Selama ini, pemberontakan komunis dan antikolonial juga menyebar ke bagian lain Asia Tenggara, yang sudah lama diduduki negara Eropa Barat, AS, dan Jepang. AS takut wilayah-wilayah itu akan jatuh ke orbit Uni Soviet dan Vina, sehingga mengirimkan bantuan ekonomi dan militer ke rezim pendukung AS di Vietnam Selatan, Burma, Thailand, Filipina, dan Indonesia. Pada 1950, AS mengirimkan militernya ke konflik berdarah di Korea, dan selama 25 berikutnya, Amerika tersedot ke perang yang lebih berdarah di Vietnam.

Rincian perkembangan ini snagat rumit dan sulit untuk dijelaskan dalam satu narasi. Tapi jika keluar dari kotak ini, Anda dapat melihat gambaran besarnya yang lebih mudah dipahami.

Perang dingin diperjuangkan di dan seluruh "Dunia Ketiga"

Apa yang membuat Asia Tenggara sangat penting bagi Uni Soviet dan AS dari 1950-an mendatang?

Pada titik ini, kedua belah pihak telah memandang satu sama lain sebagai musuh berkat yang terjadi di Eropa. Begitu konflik merebak ke Asia, setiap pihak mengikuti logika bahwa kegagalan musuh adalah keberuntungan bagi mereka.

AS ingin visi tatanan pascaperangnya menyebar ke Asia Timur, terutama Jepang yang menggantungkan perdangangannya ke Asia Tenggara. Jika sebagian besar wilayah berubah menjadi komunis dan menyejajarkan diri dengan Uni Soviet dan Cina, visi ini bisa hancur. Jepang bahkan bisa berbalik mendukung komunis.

Kedua belah pihak tahu ini, yang memotivasi salah satunya untuk mendukung komunisme dan yang lainnya untuk menekankannya di wilayah tersebut. Namun ada konteks lebih besar dari cerita ini.

Beberapa istilah sudah jarang digunakan, tetapi selama Perang Dingin, AS dan sekutunya disebut "Dunai Pertama" atau "Barat" sementara Uni Soviet dan sekutunya adalah "Dunia Kedua" atau "Timur". Bagian lain dunia, sebagian besar Afrika, Asia, dan Amerika Latin, adalah "Dunia Ketiga".

Sebelum PD II, sebagian besar Dunia Ketiga dipimpin oleh bangsa Barat sebagai koloni. Setelah perang, semakin banyak pemerintah kolonial digulingkan dan digantikan oleh bangsa merdeka. Ketika bangsa dan pergerakan baru muncul, mereka mneghadapi pertanyaan penting: Apakah merkea harus mendukung Barat atau Timur?
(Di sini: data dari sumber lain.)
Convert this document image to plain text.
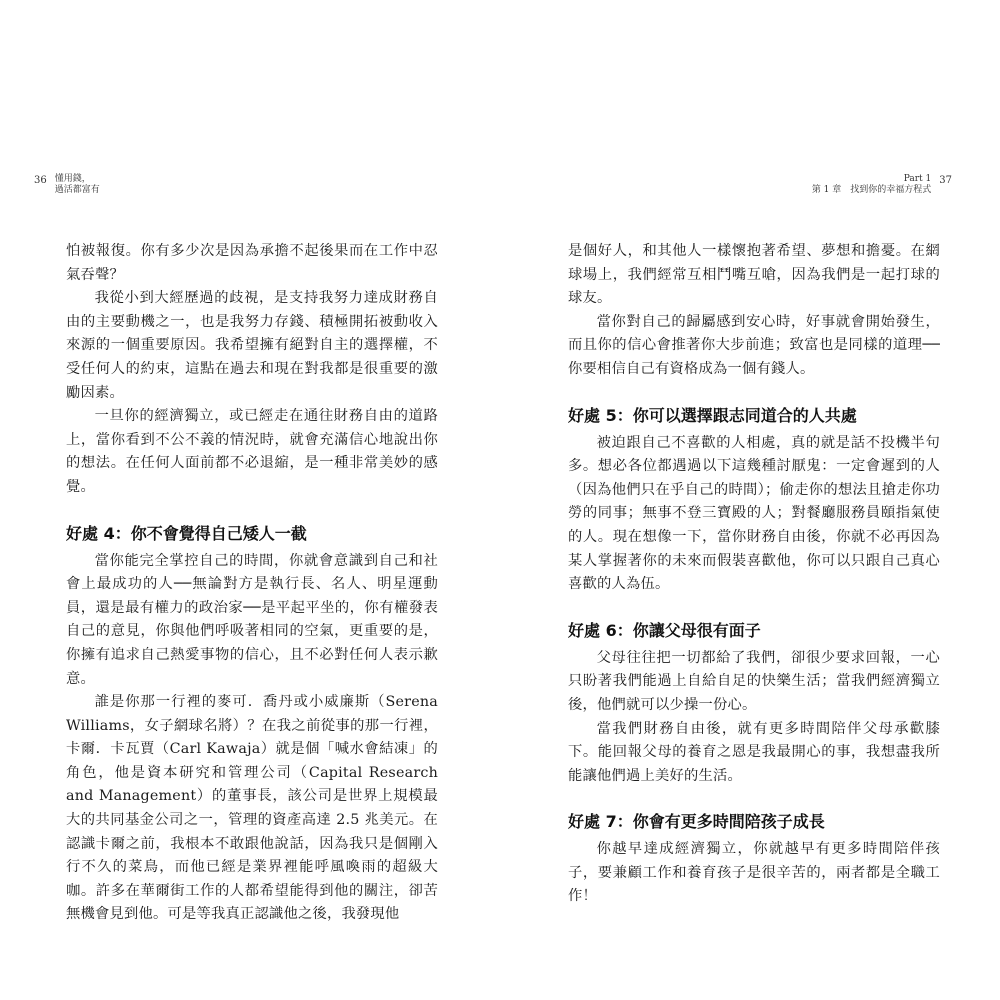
36 懂用錢，
過活都富有

怕被報復。你有多少次是因為承擔不起後果而在工作中忍氣吞聲？

我從小到大經歷過的歧視，是支持我努力達成財務自由的主要動機之一，也是我努力存錢、積極開拓被動收入來源的一個重要原因。我希望擁有絕對自主的選擇權，不受任何人的約束，這點在過去和現在對我都是很重要的激勵因素。

一旦你的經濟獨立，或已經走在通往財務自由的道路上，當你看到不公不義的情況時，就會充滿信心地說出你的想法。在任何人面前都不必退縮，是一種非常美妙的感覺。

好處 4：你不會覺得自己矮人一截

當你能完全掌控自己的時間，你就會意識到自己和社會上最成功的人──無論對方是執行長、名人、明星運動員，還是最有權力的政治家──是平起平坐的，你有權發表自己的意見，你與他們呼吸著相同的空氣，更重要的是，你擁有追求自己熱愛事物的信心，且不必對任何人表示歉意。

誰是你那一行裡的麥可．喬丹或小威廉斯（Serena Williams，女子網球名將）？在我之前從事的那一行裡，卡爾．卡瓦賈（Carl Kawaja）就是個「喊水會結凍」的角色，他是資本研究和管理公司（Capital Research and Management）的董事長，該公司是世界上規模最大的共同基金公司之一，管理的資產高達 2.5 兆美元。在認識卡爾之前，我根本不敢跟他說話，因為我只是個剛入行不久的菜鳥，而他已經是業界裡能呼風喚雨的超級大咖。許多在華爾街工作的人都希望能得到他的關注，卻苦無機會見到他。可是等我真正認識他之後，我發現他

Part 1
第 1 章　找到你的幸福方程式
37

是個好人，和其他人一樣懷抱著希望、夢想和擔憂。在網球場上，我們經常互相鬥嘴互嗆，因為我們是一起打球的球友。

當你對自己的歸屬感到安心時，好事就會開始發生，而且你的信心會推著你大步前進；致富也是同樣的道理──你要相信自己有資格成為一個有錢人。

好處 5：你可以選擇跟志同道合的人共處

被迫跟自己不喜歡的人相處，真的就是話不投機半句多。想必各位都遇過以下這幾種討厭鬼：一定會遲到的人（因為他們只在乎自己的時間）；偷走你的想法且搶走你功勞的同事；無事不登三寶殿的人；對餐廳服務員頤指氣使的人。現在想像一下，當你財務自由後，你就不必再因為某人掌握著你的未來而假裝喜歡他，你可以只跟自己真心喜歡的人為伍。

好處 6：你讓父母很有面子

父母往往把一切都給了我們，卻很少要求回報，一心只盼著我們能過上自給自足的快樂生活；當我們經濟獨立後，他們就可以少操一份心。

當我們財務自由後，就有更多時間陪伴父母承歡膝下。能回報父母的養育之恩是我最開心的事，我想盡我所能讓他們過上美好的生活。

好處 7：你會有更多時間陪孩子成長

你越早達成經濟獨立，你就越早有更多時間陪伴孩子，要兼顧工作和養育孩子是很辛苦的，兩者都是全職工作！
Tentunya, AS dan Uni Soviet memiliki pendapat biasnya sendiri terkait masalah tersebut. Selama 1950, 1960, 1970, dan 1980-an mereka memberitahukan pendapatkan itu dalam berbagai cara ekonomis, politis, militer, dan rahasia. Mereka mengirimkan pelatih, peralatan, dan dana militer bagi pergerakan dan bangsa yang ingin diracyu. Mereka merancang serangan mendadak dan pembunuhan pada yang ingin dikalahkan. Kadang mereka bahkan harus berperang melawan mereka, seperti yang dilakukan AS di Vietnam dan Soviet lakukan di Afghanistan. Hampir semua perang yang terjadi selama Perang Dingin terjadi di Dunia Ketiga.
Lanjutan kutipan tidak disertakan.